It’s a yearly ritual–this walk in Mount Auburn Cemetery, when autumn is at its glory, but winter is close. It was such an afternoon–windy and biting–yesterday’s warmth having given way to more cold day. The cemetery was quiet, save the screech of the birds on top of trees, and the crunch of dry leaves under our feet.
Certainly not the kind of day for a long, long walk. So, after an abbreviated walk, I decided to drive slowly through the home of the dead, but soon lost my way and began going in circles. Even seasoned visitors to this beautiful cemetery will tell you, if they are honest, that they have been lost many times here. I have been lost before, but have attributed it to emotions; I have people buried here. But today had the added disadvantage of construction. There’s construction in the cemetery, and so one entrance is blocked off, and, of course, the detour is not clearly marked.
So, I drove around, at first with a tinge of panic in my hands and chest, but as the situation’s gravity set in, I simply gave up and reasoned that sooner or later, I will find my way out. Perhaps the dead want me to stay here, keep them company for a while, I thought, the half dozen persons I know who are buried here, and the many famous folk who draw the large crowds.

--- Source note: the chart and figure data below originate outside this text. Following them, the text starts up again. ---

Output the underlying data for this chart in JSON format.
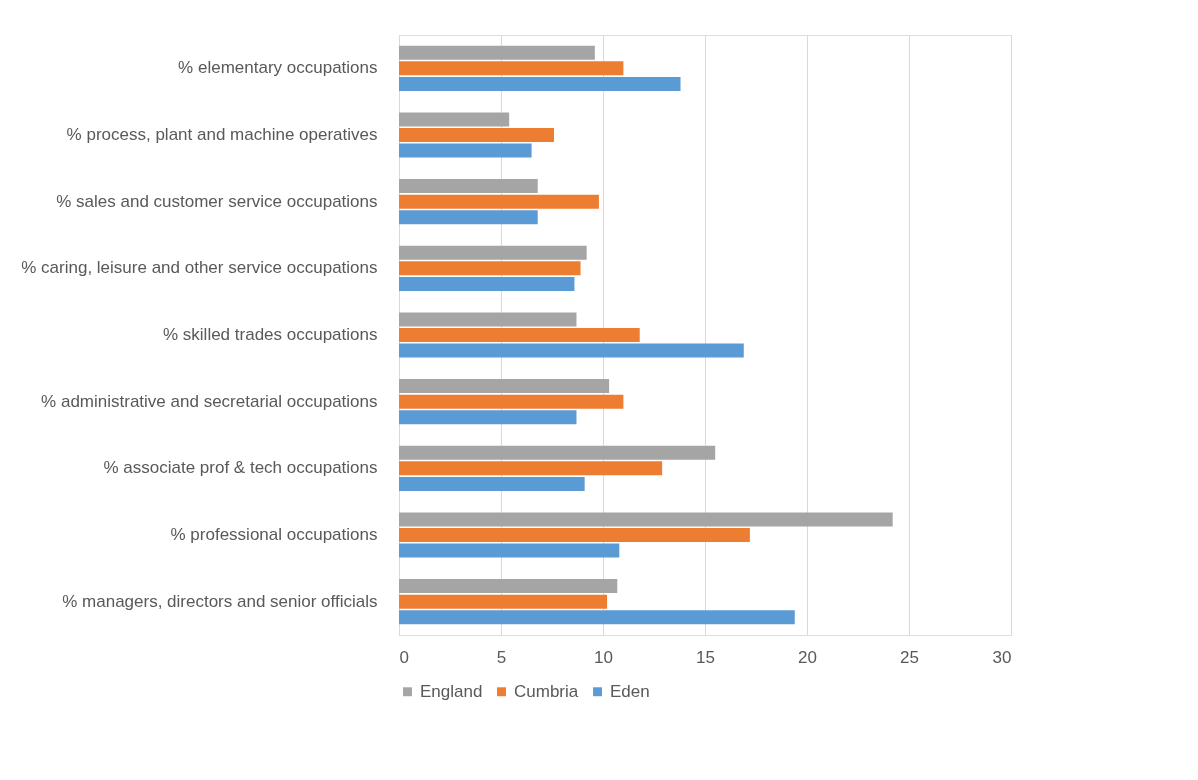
{
  "chart_data": {
    "type": "bar",
    "orientation": "horizontal",
    "categories": [
      "% elementary occupations",
      "% process, plant and machine operatives",
      "% sales and customer service occupations",
      "% caring, leisure and other service occupations",
      "% skilled trades occupations",
      "% administrative and secretarial occupations",
      "% associate prof & tech occupations",
      "% professional occupations",
      "% managers, directors and senior officials"
    ],
    "series": [
      {
        "name": "England",
        "color": "#a5a5a5",
        "values": [
          9.6,
          5.4,
          6.8,
          9.2,
          8.7,
          10.3,
          15.5,
          24.2,
          10.7
        ]
      },
      {
        "name": "Cumbria",
        "color": "#ed7d31",
        "values": [
          11.0,
          7.6,
          9.8,
          8.9,
          11.8,
          11.0,
          12.9,
          17.2,
          10.2
        ]
      },
      {
        "name": "Eden",
        "color": "#5b9bd5",
        "values": [
          13.8,
          6.5,
          6.8,
          8.6,
          16.9,
          8.7,
          9.1,
          10.8,
          19.4
        ]
      }
    ],
    "xlim": [
      0,
      30
    ],
    "xticks": [
      0,
      5,
      10,
      15,
      20,
      25,
      30
    ],
    "grid": "x",
    "legend": "bottom"
  }
}
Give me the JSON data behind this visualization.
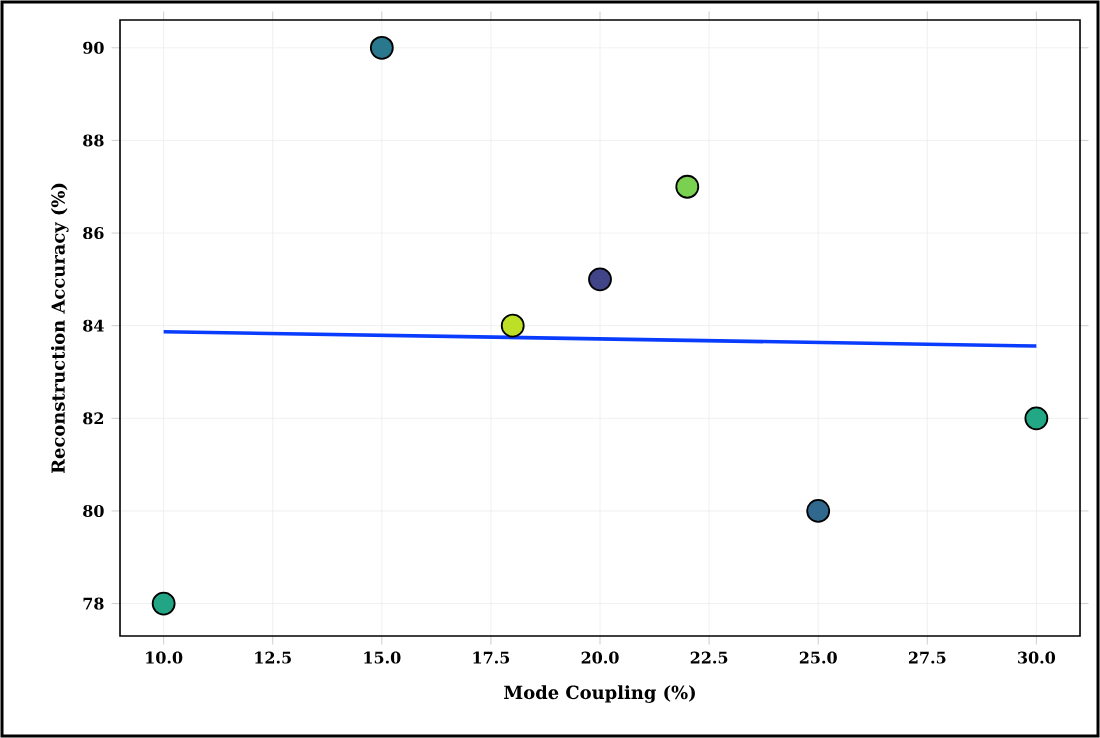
{
  "chart_data": {
    "type": "scatter",
    "xlabel": "Mode Coupling (%)",
    "ylabel": "Reconstruction Accuracy (%)",
    "xlim": [
      9,
      31
    ],
    "ylim": [
      77.3,
      90.6
    ],
    "xticks": [
      {
        "value": 10,
        "label": "10.0"
      },
      {
        "value": 12.5,
        "label": "12.5"
      },
      {
        "value": 15,
        "label": "15.0"
      },
      {
        "value": 17.5,
        "label": "17.5"
      },
      {
        "value": 20,
        "label": "20.0"
      },
      {
        "value": 22.5,
        "label": "22.5"
      },
      {
        "value": 25,
        "label": "25.0"
      },
      {
        "value": 27.5,
        "label": "27.5"
      },
      {
        "value": 30,
        "label": "30.0"
      }
    ],
    "yticks": [
      78,
      80,
      82,
      84,
      86,
      88,
      90
    ],
    "grid": true,
    "series": [
      {
        "x": [
          10,
          15,
          18,
          20,
          22,
          25,
          30
        ],
        "values": [
          78,
          90,
          84,
          85,
          87,
          80,
          82
        ],
        "colors": [
          "#21a585",
          "#2a788e",
          "#bddf26",
          "#414487",
          "#7ad151",
          "#31688e",
          "#22a884"
        ]
      },
      {
        "type": "line",
        "x": [
          10,
          30
        ],
        "values": [
          83.87,
          83.56
        ],
        "color": "#0a3cff",
        "line_style": "solid"
      }
    ]
  }
}
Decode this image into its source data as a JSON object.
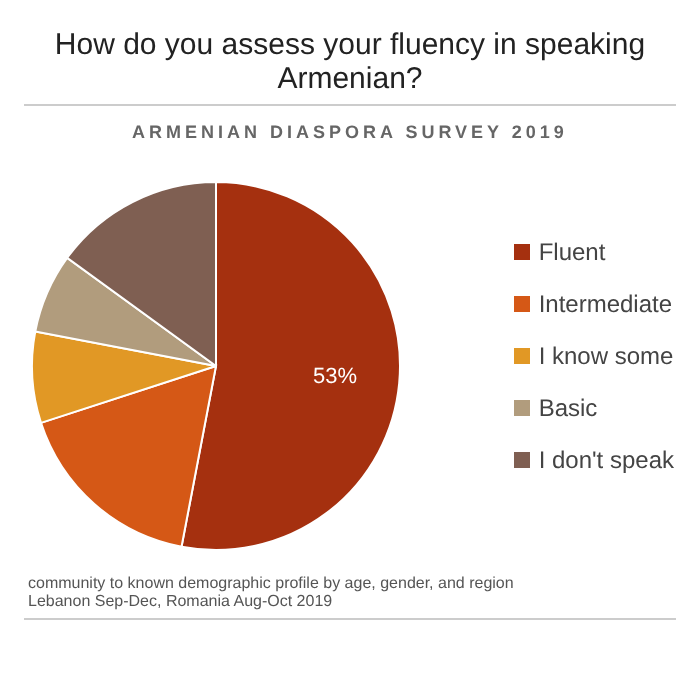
{
  "chart_data": {
    "type": "pie",
    "title": "How do you assess your fluency in speaking Armenian?",
    "subtitle": "ARMENIAN DIASPORA SURVEY 2019",
    "categories": [
      "Fluent",
      "Intermediate",
      "I know some",
      "Basic",
      "I don't speak"
    ],
    "values": [
      53,
      17,
      8,
      7,
      15
    ],
    "colors": [
      "#a5300f",
      "#d55816",
      "#e19825",
      "#b19c7d",
      "#7f5f52"
    ],
    "value_labels": [
      "53%",
      null,
      null,
      null,
      null
    ],
    "legend": "right",
    "annotations": [
      "community to known demographic profile by age, gender, and region",
      "Lebanon Sep-Dec, Romania Aug-Oct 2019"
    ]
  }
}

But getting lost in a cemetery is not the same as getting lost in a city or a mall or a big building. You’re with the dead, you have to tread softy, drive slowly. There are strange, muffled sounds in the trees, wayward pedestrians in black wool hats, a few cars here and there, and that shroud of cold air over us all. Cemeteries are not permanent places of habitation save for the dead.
For us, the living–lost or full of purpose and direction–cemeteries are places we visit and leave. The whirl and twists of Mount Auburn’s paths can make you think this is your destiny. Finally, you have met your fate.
The first car I stopped did not know the way out; the driver was oblivious to the prospect of being lost, a happy sort of guy. He laughed it all off, and perhaps was amused at my anxiety. He looked like a techie.
Then I stopped a portly man and his portlier wife, jolly types, former hippies no doubt. They were obliging; they took out their iphones and showed me the way out of the construction mess. I whizzed out as fast as I could, as though someone, some ghost was following me, avenging something as if.
Yes, for all the beauty–and it is a very beautiful landscape–of Mount Auburn Cemetery, it is easy to be lulled into believing that the dead are living, that we are visiting them for a short period of time and then we’re leaving them, their world. What if night had fallen, I had not found my way, and the autumn beauty had turned dark. What if?
The Armenian saying goes, The earth light on the dead. For a long time I took that to mean what most of us know it to mean. But this afternoon, the blessing took on another meaning: The earth light, not as a wish, but as reality. The earth light–wait till you get lost among them, and night comes.